Noch eine Besonderheit ist, dass es in den Cold Case Folgen, obgleich sie nur 45 Minuten lang sind, gelingt, Entscheidendes aus der Vita von Täter und Opfer und deren Umfeld auszubreiten. Damit erhält der Zuschauer einen ausreichenden Einblick in die Konflikte der Beteiligten, ihre Lebenslügen oder geplatzten Träume. So werden ihm die daraus erwachsenen tragischen Ereignisse irgendwie plausibel und man denkt, auch wenn der Abspann - ach nein, das gibt es ja nicht mehr - also wenn die nachfolgende Vorankündigung gelaufen ist, noch darüber nach, selbst wenn sie letztlich mit dem eigentlichen Mord gar nichts zu tun hatten. Ja, man wird ein der Tat als Zuschauer ziemlich intensiv in die menschlichen Unebenheiten und manchmal auch die Abgründe der Seelen involviert.
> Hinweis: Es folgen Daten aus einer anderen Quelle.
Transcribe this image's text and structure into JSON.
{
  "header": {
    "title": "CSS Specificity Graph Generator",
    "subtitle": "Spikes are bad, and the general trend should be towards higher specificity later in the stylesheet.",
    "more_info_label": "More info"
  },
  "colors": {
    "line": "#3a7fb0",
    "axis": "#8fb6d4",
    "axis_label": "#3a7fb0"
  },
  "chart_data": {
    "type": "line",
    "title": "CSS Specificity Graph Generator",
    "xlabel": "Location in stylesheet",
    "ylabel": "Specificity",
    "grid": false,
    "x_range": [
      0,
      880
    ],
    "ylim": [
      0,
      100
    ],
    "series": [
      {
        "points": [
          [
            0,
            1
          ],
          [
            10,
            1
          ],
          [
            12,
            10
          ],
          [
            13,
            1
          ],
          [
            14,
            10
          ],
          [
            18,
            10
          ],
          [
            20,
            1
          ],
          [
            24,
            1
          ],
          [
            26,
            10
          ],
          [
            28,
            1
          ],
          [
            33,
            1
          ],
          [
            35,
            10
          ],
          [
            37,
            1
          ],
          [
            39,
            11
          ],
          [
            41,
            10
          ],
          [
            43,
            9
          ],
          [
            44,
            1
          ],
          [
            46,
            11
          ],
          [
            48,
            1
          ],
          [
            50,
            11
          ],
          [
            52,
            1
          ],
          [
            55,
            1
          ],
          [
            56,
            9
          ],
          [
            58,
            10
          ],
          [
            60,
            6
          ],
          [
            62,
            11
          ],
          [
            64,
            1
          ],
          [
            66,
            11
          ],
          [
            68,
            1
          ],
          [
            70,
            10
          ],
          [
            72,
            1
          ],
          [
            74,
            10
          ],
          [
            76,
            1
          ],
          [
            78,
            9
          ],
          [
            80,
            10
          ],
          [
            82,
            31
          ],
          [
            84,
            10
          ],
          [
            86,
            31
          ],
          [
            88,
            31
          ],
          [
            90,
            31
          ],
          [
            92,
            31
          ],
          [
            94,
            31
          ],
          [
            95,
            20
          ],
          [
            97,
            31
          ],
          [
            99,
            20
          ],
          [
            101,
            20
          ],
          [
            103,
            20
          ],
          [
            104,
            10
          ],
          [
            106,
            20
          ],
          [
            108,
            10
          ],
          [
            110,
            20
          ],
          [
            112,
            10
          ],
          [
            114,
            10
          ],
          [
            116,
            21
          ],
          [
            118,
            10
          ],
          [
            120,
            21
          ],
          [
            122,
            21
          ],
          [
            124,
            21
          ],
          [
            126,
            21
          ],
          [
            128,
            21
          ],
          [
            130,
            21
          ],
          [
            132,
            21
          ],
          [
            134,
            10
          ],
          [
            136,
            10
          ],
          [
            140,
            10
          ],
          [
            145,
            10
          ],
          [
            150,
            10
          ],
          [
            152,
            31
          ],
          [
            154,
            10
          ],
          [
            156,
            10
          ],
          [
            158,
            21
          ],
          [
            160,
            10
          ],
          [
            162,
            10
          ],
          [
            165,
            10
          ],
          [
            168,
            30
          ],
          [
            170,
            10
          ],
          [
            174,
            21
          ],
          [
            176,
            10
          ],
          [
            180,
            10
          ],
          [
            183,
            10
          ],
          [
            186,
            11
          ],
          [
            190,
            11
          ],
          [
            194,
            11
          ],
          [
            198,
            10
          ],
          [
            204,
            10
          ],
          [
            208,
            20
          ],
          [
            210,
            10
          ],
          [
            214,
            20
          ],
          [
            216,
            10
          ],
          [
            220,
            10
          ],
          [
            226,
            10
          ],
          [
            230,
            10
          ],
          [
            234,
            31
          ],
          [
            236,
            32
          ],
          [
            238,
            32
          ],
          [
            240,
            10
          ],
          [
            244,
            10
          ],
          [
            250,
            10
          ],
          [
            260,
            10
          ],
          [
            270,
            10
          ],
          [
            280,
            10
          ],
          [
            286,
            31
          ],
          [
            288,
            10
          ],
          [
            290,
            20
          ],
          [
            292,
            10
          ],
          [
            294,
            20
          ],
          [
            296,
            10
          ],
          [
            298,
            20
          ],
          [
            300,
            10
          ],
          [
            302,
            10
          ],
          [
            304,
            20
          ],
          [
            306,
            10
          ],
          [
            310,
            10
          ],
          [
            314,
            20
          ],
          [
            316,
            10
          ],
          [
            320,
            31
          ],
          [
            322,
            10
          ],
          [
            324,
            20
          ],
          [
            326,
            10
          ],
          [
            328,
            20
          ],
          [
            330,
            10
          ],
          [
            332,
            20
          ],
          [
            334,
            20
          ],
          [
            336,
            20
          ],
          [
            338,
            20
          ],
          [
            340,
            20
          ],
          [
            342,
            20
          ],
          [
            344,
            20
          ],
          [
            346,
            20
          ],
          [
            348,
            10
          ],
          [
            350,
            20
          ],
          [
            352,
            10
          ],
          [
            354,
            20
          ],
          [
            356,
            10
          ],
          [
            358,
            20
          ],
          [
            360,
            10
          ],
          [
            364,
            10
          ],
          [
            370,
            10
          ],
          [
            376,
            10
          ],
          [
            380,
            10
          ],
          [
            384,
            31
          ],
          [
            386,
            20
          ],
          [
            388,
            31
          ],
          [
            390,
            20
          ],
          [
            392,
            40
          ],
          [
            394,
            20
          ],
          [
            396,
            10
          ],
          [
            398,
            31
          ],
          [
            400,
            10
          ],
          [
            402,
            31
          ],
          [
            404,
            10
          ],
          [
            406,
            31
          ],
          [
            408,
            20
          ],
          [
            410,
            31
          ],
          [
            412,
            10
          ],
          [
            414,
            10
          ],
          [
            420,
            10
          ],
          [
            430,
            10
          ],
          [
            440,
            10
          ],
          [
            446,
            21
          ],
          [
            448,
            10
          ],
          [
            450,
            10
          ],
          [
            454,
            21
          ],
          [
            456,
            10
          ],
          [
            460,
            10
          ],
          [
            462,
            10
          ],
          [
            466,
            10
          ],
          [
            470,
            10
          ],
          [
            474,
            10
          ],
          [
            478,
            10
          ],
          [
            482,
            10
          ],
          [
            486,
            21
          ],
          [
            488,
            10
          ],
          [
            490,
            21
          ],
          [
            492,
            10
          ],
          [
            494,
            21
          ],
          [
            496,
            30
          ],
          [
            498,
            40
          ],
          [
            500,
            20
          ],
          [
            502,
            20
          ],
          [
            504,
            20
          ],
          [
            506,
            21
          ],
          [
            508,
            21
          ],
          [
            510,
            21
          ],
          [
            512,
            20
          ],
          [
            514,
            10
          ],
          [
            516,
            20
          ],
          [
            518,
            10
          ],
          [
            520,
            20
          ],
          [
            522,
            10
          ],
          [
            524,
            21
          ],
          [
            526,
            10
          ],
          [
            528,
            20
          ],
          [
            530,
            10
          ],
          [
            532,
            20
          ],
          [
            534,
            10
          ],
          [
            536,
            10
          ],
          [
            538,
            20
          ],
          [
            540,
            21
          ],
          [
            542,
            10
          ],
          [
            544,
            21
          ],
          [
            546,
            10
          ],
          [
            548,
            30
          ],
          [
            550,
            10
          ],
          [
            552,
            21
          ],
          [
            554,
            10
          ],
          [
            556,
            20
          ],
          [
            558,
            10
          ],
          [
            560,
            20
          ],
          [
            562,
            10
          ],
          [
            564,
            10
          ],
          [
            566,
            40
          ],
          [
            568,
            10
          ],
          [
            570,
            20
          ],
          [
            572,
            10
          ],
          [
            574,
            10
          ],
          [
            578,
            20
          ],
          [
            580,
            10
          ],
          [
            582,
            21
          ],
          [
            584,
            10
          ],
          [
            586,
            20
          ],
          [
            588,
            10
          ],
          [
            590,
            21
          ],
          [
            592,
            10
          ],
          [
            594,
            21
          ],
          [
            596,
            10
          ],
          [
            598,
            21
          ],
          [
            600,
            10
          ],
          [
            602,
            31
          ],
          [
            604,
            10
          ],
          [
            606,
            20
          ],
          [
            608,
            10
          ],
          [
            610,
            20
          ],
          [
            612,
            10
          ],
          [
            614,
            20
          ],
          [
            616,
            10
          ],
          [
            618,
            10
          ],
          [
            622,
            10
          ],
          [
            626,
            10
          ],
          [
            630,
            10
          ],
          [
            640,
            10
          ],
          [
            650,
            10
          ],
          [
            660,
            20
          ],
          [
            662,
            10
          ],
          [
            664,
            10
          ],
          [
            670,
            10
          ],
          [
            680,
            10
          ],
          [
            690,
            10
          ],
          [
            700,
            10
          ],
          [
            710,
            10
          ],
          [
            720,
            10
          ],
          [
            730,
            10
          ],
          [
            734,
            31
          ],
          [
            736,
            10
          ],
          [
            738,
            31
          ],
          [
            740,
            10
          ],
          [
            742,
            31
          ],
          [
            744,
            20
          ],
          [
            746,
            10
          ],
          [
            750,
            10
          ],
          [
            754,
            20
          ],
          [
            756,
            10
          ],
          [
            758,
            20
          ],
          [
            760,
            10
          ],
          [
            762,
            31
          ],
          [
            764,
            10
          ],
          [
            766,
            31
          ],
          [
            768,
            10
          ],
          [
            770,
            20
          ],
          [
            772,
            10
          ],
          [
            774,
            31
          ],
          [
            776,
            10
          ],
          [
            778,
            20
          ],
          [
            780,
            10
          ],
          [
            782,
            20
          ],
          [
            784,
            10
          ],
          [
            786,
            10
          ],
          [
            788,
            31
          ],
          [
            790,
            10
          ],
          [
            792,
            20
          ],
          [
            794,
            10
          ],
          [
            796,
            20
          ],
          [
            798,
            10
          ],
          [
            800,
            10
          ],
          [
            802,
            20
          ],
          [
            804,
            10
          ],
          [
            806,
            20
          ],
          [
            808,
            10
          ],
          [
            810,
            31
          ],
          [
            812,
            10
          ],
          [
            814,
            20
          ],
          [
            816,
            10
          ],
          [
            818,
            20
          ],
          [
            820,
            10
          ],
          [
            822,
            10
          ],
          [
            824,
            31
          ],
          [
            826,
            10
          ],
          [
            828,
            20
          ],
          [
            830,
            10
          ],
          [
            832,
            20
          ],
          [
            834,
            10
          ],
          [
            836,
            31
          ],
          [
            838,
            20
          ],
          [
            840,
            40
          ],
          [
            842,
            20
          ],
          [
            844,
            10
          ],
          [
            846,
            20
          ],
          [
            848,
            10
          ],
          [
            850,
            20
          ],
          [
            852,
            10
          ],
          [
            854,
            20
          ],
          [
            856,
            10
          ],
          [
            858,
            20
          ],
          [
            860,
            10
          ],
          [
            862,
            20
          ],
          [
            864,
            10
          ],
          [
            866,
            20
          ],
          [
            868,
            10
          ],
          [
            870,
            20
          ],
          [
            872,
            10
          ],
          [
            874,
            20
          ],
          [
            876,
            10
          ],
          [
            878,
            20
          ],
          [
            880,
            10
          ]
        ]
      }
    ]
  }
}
Dieses ungewöhnliche emotionale Angesprochensein verfestigt sich auch am Ende einer jeden Folge mit der Musik unterlegten abschließenden Szenenrevue.

"Cold Case" ist einfach eine qualitativ hervorragende Serie und unter den Bruckheimer-Serien, die das wohl alle für sich beanspruchen dürfen, doch eine außergewöhnliche, die nicht nur ausgesprochene Krimifans ansprechen dürfte.